The Supreme Court was informed on Thursday that Justice Qazi Faez Isa is "ostensible" owner of three foreign properties as his family members purchased the assets at a time when they had no independent sources of income. In his reply Attorney General of Pakistan Anwar Mansoor Khan on a set of petitions challenging the presidential references against Justice Isa, said: "The petitioner's spouse and children own expensive properties in the UK which were purchased in the years 2004 and 2013 at a time when they had no independent source of income of their own."
"The inescapable conclusion which follows is that the properties are benami and that the petitioner is the ostensible owner," it continues. The response states that the presidential reference filed in the Supreme Judicial Council only sought an inquiry to ascertain whether Justice Isa's conduct "in owning the properties, though ostensibly, is free from financial impropriety."
"The simple and straightforward answer to this query would have been to disclose the source of funds employed to purchase the properties, the mode and manner of acquisition of foreign exchange and its transfer to the UK," it continues.
The government's response states that instead of providing answers, Justice Isa "took a very evasive stand and started vilifying and castigating the complainant." "The complainant may not be a symbol of propriety but as a judge, the petitioner [Justice Isa] should have displayed such a character," added the response.
The government maintained that the information provided by the complainant was admitted by the petitioner as well "therefore, instead of assassinating the character of the complainant," Justice Isa should come forward with the information. Furthermore, the government stressed that the mere filing of a reference by President Arif Alvi cannot be visualized as a threat to the independence of the judiciary. "There is no shred of evidence to establish that any of the constitutional functionaries has acted with slightest of mala fide."
According to the government, the President deliberately omitted the names of Justice Isa's spouse and children to "keep them out of the controversy." Citing the Article 248 of the Constitution, the government argued that the president and prime minister of the country have immunity and are not answerable to any court, including the SC, for acts done in exercise of powers and performance of functions of their respective offices.

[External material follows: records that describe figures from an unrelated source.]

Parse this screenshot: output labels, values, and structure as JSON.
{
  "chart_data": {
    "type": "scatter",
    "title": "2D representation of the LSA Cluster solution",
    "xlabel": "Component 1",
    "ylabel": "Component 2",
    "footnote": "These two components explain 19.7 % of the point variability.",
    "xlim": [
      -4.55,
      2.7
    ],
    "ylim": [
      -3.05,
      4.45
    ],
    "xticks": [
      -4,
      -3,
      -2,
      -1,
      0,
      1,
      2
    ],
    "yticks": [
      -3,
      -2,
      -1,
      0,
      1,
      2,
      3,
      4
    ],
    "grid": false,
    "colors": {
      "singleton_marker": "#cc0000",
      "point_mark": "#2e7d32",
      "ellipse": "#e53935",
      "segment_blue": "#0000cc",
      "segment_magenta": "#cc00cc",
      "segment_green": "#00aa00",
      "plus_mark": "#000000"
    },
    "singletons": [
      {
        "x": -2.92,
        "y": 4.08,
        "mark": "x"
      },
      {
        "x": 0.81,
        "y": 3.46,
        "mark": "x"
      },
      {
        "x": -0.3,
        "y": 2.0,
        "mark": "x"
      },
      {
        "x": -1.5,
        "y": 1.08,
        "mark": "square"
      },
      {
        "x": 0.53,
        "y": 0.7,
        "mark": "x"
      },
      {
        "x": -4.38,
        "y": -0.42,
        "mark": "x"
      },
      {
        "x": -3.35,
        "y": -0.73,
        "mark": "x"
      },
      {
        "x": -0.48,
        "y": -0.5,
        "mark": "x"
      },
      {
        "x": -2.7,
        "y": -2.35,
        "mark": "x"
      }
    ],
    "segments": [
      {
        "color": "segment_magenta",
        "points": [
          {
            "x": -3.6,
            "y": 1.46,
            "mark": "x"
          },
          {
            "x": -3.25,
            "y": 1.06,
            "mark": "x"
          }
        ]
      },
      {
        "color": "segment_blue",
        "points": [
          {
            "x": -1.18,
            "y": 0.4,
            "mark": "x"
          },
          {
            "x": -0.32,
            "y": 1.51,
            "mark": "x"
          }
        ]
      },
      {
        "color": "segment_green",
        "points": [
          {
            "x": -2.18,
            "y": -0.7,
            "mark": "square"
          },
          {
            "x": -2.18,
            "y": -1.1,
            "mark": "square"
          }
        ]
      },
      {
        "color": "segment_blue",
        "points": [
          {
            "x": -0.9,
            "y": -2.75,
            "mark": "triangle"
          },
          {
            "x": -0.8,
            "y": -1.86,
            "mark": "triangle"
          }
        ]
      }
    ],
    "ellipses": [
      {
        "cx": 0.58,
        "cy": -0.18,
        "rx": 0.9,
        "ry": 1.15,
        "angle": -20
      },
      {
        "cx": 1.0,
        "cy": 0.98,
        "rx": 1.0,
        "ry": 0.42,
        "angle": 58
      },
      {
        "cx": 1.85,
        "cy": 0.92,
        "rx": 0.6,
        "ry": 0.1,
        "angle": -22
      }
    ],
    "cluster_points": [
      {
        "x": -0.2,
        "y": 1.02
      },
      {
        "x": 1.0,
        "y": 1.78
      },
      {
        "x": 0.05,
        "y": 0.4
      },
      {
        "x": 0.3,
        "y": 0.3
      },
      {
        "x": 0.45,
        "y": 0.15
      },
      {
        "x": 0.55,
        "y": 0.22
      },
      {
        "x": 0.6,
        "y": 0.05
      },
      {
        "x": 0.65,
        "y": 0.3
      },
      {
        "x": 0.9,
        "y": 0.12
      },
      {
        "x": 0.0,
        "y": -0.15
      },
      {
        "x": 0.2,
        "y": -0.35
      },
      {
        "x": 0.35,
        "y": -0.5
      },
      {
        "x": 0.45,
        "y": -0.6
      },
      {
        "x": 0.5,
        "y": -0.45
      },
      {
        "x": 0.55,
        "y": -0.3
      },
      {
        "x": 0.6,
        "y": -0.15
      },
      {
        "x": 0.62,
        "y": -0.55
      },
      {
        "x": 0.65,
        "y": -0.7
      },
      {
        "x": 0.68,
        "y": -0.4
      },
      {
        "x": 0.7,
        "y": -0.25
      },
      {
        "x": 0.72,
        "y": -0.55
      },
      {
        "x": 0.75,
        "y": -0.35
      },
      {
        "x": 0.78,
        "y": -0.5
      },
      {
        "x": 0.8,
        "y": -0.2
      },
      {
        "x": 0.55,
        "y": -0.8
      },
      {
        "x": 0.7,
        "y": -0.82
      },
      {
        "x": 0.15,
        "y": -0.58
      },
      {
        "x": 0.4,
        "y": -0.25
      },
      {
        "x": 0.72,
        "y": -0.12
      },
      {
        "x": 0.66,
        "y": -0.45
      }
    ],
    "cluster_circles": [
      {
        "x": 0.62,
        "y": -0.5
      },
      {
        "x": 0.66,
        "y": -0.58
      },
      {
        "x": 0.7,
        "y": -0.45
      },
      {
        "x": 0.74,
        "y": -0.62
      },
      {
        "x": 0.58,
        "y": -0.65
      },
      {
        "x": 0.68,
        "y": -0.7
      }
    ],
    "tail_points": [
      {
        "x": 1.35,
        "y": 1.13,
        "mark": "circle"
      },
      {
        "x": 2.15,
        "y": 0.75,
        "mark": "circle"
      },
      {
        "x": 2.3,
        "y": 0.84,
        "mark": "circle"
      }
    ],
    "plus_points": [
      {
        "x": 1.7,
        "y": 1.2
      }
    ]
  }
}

The reply also stressed that Article 48(4) of the Constitution states that advice tendered to the president by the premier shall not be inquired into by any court. Finally, the government has denied "all allegations, insinuations, aspirations" put forth by Justice Isa and the country's bar associations and councils alleging the presidential references were filed out of mala fide intent and for ulterior motives.
"As a judge we all expect a very high standard of rectitude, probity and honesty of behavior from the learned petitioner judge. However, by not providing the simple answers regarding funds employed for the purchase of three properties in the UK, the petitioner by his conduct has disentitled himself to claim any equitable relief from this court," it added.
In May this year, a presidential reference was filed in the Supreme Judicial Council against Justice Isa alleging non-disclosure of assets in his wealth statement. In his reply, the top judge maintained that he was neither answerable for the assets of his wife as well as adult offspring nor was he under obligation to disclose any information concerning them.